Дневник гения | страница 35
Так, много лет назад на свет родилось нечто под названием А.Е.А.Р. У Кревеля появился настораживающе нездоровый взгляд. Ему казалось, что у него никогда в жизни не будет ничего лучше, чем Конгресс революционных писателей и художников, для удовлетворения всех его чувственных и прочих изнурительных устремлений, его идеологических терзаний и противоречий. Как сюрреалист, он искренне верил, что не пойдя ни на какие уступки, мы с коммунистами потерпим поражение. Но задолго до открытия Конгресса вокруг нас начались подлые интриги, нацеленные на незамедлительную ликвидацию идеологической платформы, на которую опиралась наша группа. Кревель метался между коммунистами и сюрреалистами, между мучительными сомнениями и отчаянными попытками примирения, постоянно умирая и возрождаясь. Каждое утро приносило разочарование и надежду. Но самый тяжелый кризис был связан с окончательным разрывом с Бретоном. Кревель пришел рассказать мне об этом весь в слезах. Он не получил у меня поддержки в отношении коммунистов. Следуя обычной своей тактике, я занялся выявлением во всех этих ситуациях всех неразрешимых противоречий, дабы из всего этого нагромождения случайностей извлечь их иррациональную сущность. Как раз в это время моя навязчивая идея "Вильгельм Телль — фортепиано — Ленин" уступала место другой — "великому съедобному параноику" (я имею в виду Адольфа Гитлера). На рыдания Кревеля я ответил, что из деятельности Конгресса А.Е.А.Р. можно сделать лишь один практический вывод — покончить с ним, усвоив движение, представленное в лице и пухлом заде Гитлера, наделенного притягательным романтическим даром, наличие которого не только не мешает борьбе с ним на политическом уровне, но скорее наоборот. В это самое время я поделился с Кревелем своими соображениями о каноне Поликлета и заключил их тем, что, по моему убеждению, Поликлет был типичный фашист. Кревель ушел совершено подавленный. Ведь он больше других моих друзей верил, что во всех моих самых абсурдных вымыслах всегда присутствуют, по словам Рэмю, элементы высшей истины.

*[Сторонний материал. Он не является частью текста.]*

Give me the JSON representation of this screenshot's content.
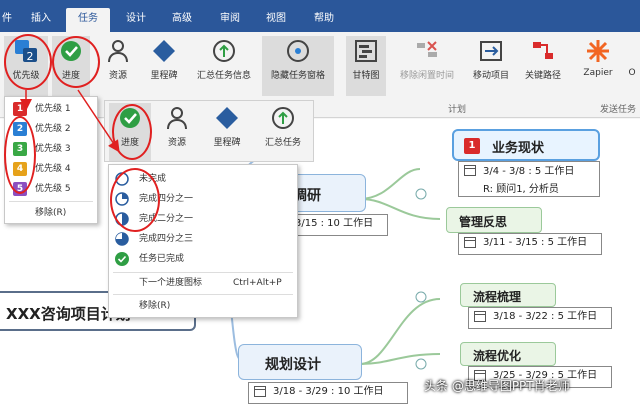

Прошла неделя, а меня мучило острое чувство вины. Я понимал, что нужно позвонить Кревелю, иначе он решит, что я солидарен с Бретоном, хотя последний, впрочем как и весь Конгресс, не разделял моего романтического восприятия фигуры Гитлера. За эту неделю закулисные интриги в Конгрессе привели к тому, что Бретону запретили даже прочесть доклад сюрреалистической группы. Вместо этого Полю Элюару разрешили представить его сокращенный, обескровленный вариант. После этого Кревель начал метаться между долгом перед партией и претензиями сюрреалистов. Когда я наконец решил ему позвонить, на другом конце странный голос с олимпийским спокойствием сказал: "Если вы друг Кревеля, берите такси и срочно приезжайте. Он умирает. Он пытался покончить с собой".